Mike Hodgen, a director of Hurunui Water Project, which had plans to build a 75-metre high dam on the Hurunui River’s south branch, raising the level of Lake Sumner, to irrigate 42,000 hectares of agricultural land. The minutes note: “He questioned whether this would restrict his involvement in any discussion regarding the Hurunui River, which would significantly restrict his participation as a committee member.”

Asked about the achievements of the zone committee over the past nine years, Faulkner says it halted any damming on the main stems of the Hurunui and Waiau rivers, and created development protection zones in high country areas.

“One of the things that I’m very proud of is the fact that twice I was asked to put Lake Sumner back on the table and twice I’ve rejected that and the zone committee has rejected that as well.”

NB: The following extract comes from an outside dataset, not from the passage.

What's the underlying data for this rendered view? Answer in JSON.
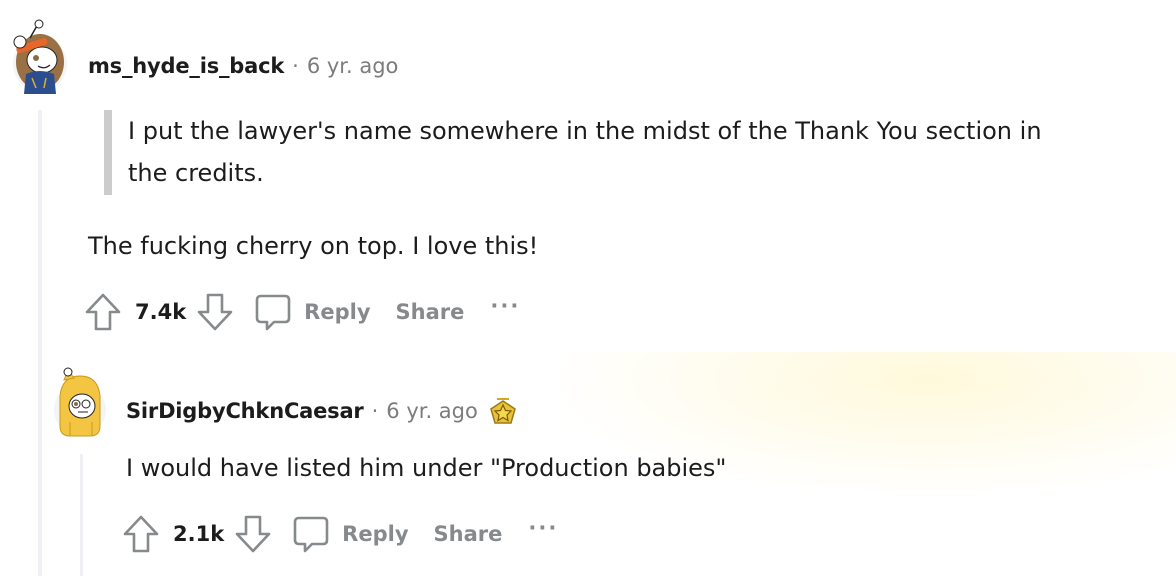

The collaborative process is what he’s passionate about, he says – “it’s what the community needs”. “Because if we don’t have it, what do we have?”

Forest & Bird might argue that a flawed process, with no true environmental voice at the table, can hardly be called balanced or collaborative.

* This story has been updated to correct that the new water regime was established by the Canterbury Mayoral Forum, as joint committees of ECan and territorial authorities, and to clarify that the 2013 decision on the Hurunui and Waiau River Regional Plan was made by independent hearing commissioners. What has also been corrected is that a warning of a farmer backlash to immediately raising minimum flows came from a zone committee working group, not Amuri Irrigation.

David Williams is Newsroom's environment editor, South Island correspondent and investigative writer.